Revising the BitX haskell bindings

Context: my previous blog post announcing the BitX bindings.

So a week ago I released the first version of the bitx-bitcoin library and lo and behold! I am now releasing a major revision. I decided that it would probably be a good idea to document what has changed so that the dozen-or-so loyal users of my library (most of them are probably mirrors, but whatever) can get some context before they inundate me with complaints about breaking changes impacting their high-availability financial systems.

More importantly, I thought I would like to briefly share all the shiny new improvements introduced in the code, primarily as a result of discussions on this Reddit thread. The purpose here is to learn together, so let’s start.

Tips and tricks

Most of the changes are refactorings with zero impact on functionality. These are basically either idioms I knew about but overlooked due to lack of experience, or brand knew tricks I was not aware of.

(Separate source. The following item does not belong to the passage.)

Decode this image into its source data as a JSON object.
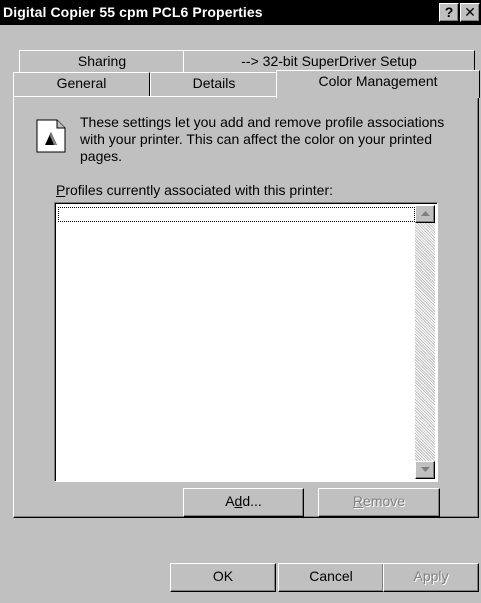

Scientific instead of Decimal

One of the major design decisions in the first incarnation of the library was figuring out a numeric data type to use to avoid errors due to rounding in financial values. As a general principle, one should never use floating point for financial arithmetic. I looked around and decided to use the relatively-not-popular Decimal package. I think my Google-fu failed me in this instance.

It turns out that there is a more popular alternative with essentially the same functionality, with the added benefit that it is a dependency of aeson: the scientific package. Due to the magic of typeclasses, the change is simply searching for the word Decimal and replacing it with Scientific. Fewer transitive dependencies is always a good thing, methinks.

Incidentally, this was the first of two API-breaking changes, and thus warranted bumping up the major version number of the package.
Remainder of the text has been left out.